Jack's Projects

Using AI To Create A Ham Radio Answering Machine

OpenAI released a speech-to-text model called Whisper, and I decided that I wanted to use that to transcribe conversations on ham radio channels so that I could catch up on what’s been happening while my radio was turned off during the work day.

The output of the two commands

There are two major parts to this project: getting a live audio feed from a software-defined radio (SDR) tuned to a particular ham radio frequency, then feeding that audio feed into Whisper to do transcription. But first, the hardware:

Hardware

The Kraken SDR is 5x RTL-SDRs

(Image courtesy of KrakenRF Inc.)

I recently bought a Kraken SDR for a related project and I’ve been playing with it quite a bit. It’s basically 5 radios in a single device all tied together with a common clock signal. This allows you to locate the source of a radio signal in real-time, which is awesome, but more on that in a future post. Each of those radios is a pretty standard RTL-SDR so luckily there’s plenty of documentation and guidance out there on how to use it.

Audio

First, we need to create a virtual audio sink which will appear to the operating system as a microphone. We can do this with PulseAudio:

sudo pactl set-default-sink virtualsink

There’s an RTL-SDR software package that contains a program called rtl_fm which can be used to demodulate an FM signal and turn it into a raw audio stream. There’s a program called ffmpeg which is great for real-time transcoding of audio, which can be used to sample this raw audio and convert it into a format we can output to a virtual audio device. Lastly, there’s a program called pacat from PulseAudio which will take an audio stream and output it to a virtual audio device.

Stringing these three commands together, we can create a virtual audio device which appears to the computer to be a microphone, but is really just the audio output from tuning our SDR to a particular frequency.

rtl_fm -d 1 -f 145.33M -s 192000 -M fm - | 
ffmpeg -threads 12 -f s16le -ar 192000 -ac 1 -i - -f wav -ar 48000 - | 
pacat --playback --device=virtualsink --rate=48000 --channels=1

There’s a lot to unpack here so I’ll go command by command:

rtl_fm

-d 1 chooses device with index 1 out of the 5 available radios
-f 145.33M is the frequency to tune the radio to
-s 192000 sets the sample rate to 192000 samples per second
-M fm sets the modulation type to frequency modulation (FM)
- means to output to stdout

ffmpeg

-threads 12 parallelizes the transcoder across the 12 physical cores on this machine (this probably only needs a single thread, but oh well)
-f s16le designates the input as a stream of signed 16-bit integers with little endian coding
-ar 192000 sets the audio sample rate to be 192000 samples per second
-ac 1 the number of audio channels (mono)
-i - the input is stdin instead of a file
-f wav the output audio encoding
-ar 48000 the output audio sample rate which matches what the virtual audio sink and Whisper are expecting
- means once again we’re outputting to stdout

pacat

--playback reading audio data and playing it back
--device=virtualsink outputs audio to the virtual sink we created earlier
--rate=48000 matching the sample rate from ffmpeg
--channels=1 again, only a single channel

If everything goes well, you should see output like this:

size= 10902kB time=00:01:56.28 bitrate= 768.0kbits/s speed= 1x

The 1x indicates that the sample rates match up and we’re transcoding in real-time.

Transcription

Georgi Gerganov has created a fantastic port of Whisper called whisper.cpp, HUGE shoutout to him for this incredible work.
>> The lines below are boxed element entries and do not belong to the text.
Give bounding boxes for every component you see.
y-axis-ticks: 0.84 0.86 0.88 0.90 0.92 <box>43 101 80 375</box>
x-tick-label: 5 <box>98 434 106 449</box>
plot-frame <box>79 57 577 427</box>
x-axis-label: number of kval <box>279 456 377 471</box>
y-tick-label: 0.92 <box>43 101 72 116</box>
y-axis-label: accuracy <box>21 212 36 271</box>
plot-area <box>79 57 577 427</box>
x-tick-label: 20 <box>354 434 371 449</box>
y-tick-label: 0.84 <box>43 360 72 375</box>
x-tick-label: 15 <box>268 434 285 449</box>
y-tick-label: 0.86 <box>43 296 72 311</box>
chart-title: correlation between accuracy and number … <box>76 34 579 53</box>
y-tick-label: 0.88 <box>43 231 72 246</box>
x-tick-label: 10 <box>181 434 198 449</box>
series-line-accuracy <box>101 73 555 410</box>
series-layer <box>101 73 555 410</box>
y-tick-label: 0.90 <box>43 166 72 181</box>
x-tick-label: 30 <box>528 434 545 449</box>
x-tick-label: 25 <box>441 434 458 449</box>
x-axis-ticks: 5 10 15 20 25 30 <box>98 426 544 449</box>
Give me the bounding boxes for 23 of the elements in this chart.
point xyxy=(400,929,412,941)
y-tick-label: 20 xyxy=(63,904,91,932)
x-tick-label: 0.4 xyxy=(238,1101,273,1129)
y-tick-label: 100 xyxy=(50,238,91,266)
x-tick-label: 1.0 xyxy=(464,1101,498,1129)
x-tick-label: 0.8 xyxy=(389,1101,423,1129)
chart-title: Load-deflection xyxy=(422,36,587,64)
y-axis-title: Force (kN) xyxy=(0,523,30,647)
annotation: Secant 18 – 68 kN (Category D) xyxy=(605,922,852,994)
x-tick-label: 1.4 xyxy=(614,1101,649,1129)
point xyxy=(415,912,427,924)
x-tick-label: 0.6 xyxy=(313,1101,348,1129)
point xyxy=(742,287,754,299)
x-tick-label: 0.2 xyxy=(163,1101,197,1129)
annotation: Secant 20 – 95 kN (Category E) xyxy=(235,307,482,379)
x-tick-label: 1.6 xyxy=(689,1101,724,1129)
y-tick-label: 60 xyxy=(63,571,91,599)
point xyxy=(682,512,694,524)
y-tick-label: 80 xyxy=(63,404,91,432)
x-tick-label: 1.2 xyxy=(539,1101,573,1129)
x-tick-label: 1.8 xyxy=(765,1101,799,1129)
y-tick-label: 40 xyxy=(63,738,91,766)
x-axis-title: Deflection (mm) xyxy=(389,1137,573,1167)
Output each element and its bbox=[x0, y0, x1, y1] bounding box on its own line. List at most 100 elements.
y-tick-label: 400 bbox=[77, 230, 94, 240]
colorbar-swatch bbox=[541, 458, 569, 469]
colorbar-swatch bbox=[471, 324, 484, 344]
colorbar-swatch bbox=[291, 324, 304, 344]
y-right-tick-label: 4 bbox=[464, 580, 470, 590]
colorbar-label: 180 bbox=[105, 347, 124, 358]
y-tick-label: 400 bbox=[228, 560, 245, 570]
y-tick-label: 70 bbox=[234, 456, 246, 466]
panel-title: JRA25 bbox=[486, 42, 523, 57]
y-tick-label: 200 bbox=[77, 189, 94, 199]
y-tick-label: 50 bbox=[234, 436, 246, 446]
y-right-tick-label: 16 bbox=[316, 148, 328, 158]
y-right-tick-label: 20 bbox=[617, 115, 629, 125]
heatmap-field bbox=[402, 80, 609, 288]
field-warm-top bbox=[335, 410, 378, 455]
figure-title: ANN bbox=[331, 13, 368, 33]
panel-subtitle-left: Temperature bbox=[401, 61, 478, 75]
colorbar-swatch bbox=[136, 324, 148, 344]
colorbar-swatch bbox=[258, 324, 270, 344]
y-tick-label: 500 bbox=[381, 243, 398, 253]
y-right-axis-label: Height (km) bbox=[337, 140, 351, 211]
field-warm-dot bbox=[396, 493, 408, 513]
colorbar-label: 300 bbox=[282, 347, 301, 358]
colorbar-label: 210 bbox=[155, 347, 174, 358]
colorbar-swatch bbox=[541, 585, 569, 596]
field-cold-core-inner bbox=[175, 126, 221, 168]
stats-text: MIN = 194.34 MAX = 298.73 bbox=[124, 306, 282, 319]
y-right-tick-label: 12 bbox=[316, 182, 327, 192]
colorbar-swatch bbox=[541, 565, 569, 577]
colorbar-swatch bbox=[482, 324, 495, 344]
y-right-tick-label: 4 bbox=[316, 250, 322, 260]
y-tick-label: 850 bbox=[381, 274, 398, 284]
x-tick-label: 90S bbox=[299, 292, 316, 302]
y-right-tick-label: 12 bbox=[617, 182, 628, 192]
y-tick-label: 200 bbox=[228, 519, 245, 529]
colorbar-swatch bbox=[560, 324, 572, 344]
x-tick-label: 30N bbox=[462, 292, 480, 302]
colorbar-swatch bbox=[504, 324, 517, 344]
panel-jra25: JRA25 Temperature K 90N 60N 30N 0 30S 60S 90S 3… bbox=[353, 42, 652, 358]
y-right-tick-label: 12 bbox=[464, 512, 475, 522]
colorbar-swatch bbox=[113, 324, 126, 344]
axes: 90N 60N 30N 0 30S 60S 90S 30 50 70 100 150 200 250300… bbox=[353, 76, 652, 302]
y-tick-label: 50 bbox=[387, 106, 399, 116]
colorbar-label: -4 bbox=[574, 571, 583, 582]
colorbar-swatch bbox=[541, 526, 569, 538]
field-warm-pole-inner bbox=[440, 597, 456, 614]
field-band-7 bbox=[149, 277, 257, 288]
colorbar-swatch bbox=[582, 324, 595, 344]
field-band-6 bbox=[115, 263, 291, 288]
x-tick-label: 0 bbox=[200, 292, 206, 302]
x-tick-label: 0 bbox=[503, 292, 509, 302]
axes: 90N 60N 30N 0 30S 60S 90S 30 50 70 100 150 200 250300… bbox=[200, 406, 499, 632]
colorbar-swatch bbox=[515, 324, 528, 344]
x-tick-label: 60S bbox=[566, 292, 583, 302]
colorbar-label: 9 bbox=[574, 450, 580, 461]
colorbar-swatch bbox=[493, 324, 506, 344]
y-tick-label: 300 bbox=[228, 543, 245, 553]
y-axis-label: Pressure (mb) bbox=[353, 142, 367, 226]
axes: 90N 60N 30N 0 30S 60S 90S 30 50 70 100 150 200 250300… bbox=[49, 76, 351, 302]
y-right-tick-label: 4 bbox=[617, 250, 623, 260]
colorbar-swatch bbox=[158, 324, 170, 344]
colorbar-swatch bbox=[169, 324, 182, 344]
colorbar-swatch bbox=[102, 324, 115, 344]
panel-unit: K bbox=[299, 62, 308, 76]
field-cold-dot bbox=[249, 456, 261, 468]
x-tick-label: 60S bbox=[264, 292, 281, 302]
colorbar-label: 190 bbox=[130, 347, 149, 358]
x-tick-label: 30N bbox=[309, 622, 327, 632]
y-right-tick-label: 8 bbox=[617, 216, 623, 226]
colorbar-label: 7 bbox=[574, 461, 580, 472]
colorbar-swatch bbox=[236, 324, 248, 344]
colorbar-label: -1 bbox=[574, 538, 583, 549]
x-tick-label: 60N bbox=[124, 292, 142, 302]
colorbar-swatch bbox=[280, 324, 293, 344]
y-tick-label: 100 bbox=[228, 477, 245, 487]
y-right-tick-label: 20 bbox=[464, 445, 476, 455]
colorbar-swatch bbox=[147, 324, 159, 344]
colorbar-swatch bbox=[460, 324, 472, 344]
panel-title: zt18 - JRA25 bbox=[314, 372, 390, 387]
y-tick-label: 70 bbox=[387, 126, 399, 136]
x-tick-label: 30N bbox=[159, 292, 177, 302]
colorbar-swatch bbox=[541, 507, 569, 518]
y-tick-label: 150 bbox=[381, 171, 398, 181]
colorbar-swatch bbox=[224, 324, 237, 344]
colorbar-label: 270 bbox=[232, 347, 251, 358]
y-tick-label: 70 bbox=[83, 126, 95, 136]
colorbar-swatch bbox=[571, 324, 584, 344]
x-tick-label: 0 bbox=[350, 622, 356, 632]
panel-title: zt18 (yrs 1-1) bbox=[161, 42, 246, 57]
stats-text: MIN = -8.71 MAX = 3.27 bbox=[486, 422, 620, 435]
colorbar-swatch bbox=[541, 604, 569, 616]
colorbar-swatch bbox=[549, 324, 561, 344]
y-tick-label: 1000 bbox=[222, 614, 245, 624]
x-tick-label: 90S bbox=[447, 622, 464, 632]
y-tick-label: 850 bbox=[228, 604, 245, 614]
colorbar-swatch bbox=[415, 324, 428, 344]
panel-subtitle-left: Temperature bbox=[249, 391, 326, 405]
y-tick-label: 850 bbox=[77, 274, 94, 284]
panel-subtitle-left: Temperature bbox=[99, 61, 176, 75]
The typical usage of this project is to take audio from a microphone or audio file and output it as text. In the last section we went to all that trouble to make a stream from a radio look like a microphone so that we could pipe it to Whisper. But first, we have to set it up and pick a model.

Building is pretty straightforward, standard C-based project with cmake. Next, download a model. I chose the medium-sized english-only model but there are larger, more accurate ones available. This one takes a little less than 2GB in memory which isn’t too crazy.

./models/download-ggml-model.sh medium.en

Now it’s finally time to off the transcription. It’s pretty simple:

./stream -m models/ggml-medium.en.bin -t 6 \
--step 5000 --length 5000 -f 145_33mhz-`date +"%Y-%m-%d"`.txt

If all goes well, it’ll prompt you to “start speaking” (again, it thinks you’re using a microphone):

[Start speaking]

You should start seeing text emitted roughly every 5 seconds. I ended up modifying Whisper.cpp slightly to add timestamps at the start of each line which made it a bit easier to read/understand.

Extended output of both commands

Problems

Unfortunately there’s a bug with how rtl_fm handles squelch settings which means that we’re feeding a lot of static into Whisper when nobody’s talking. This means that most of the transcript contains things like this: Whisper interpreting static

Privacy was a concern early on in planning this project but after consulting with a few different people I’ve gone ahead with it knowing that any ham radio transmissions exist in the public domain and there is no reasonable expectation of privacy. With this in mind, I don’t see any issue with storing these transcripts.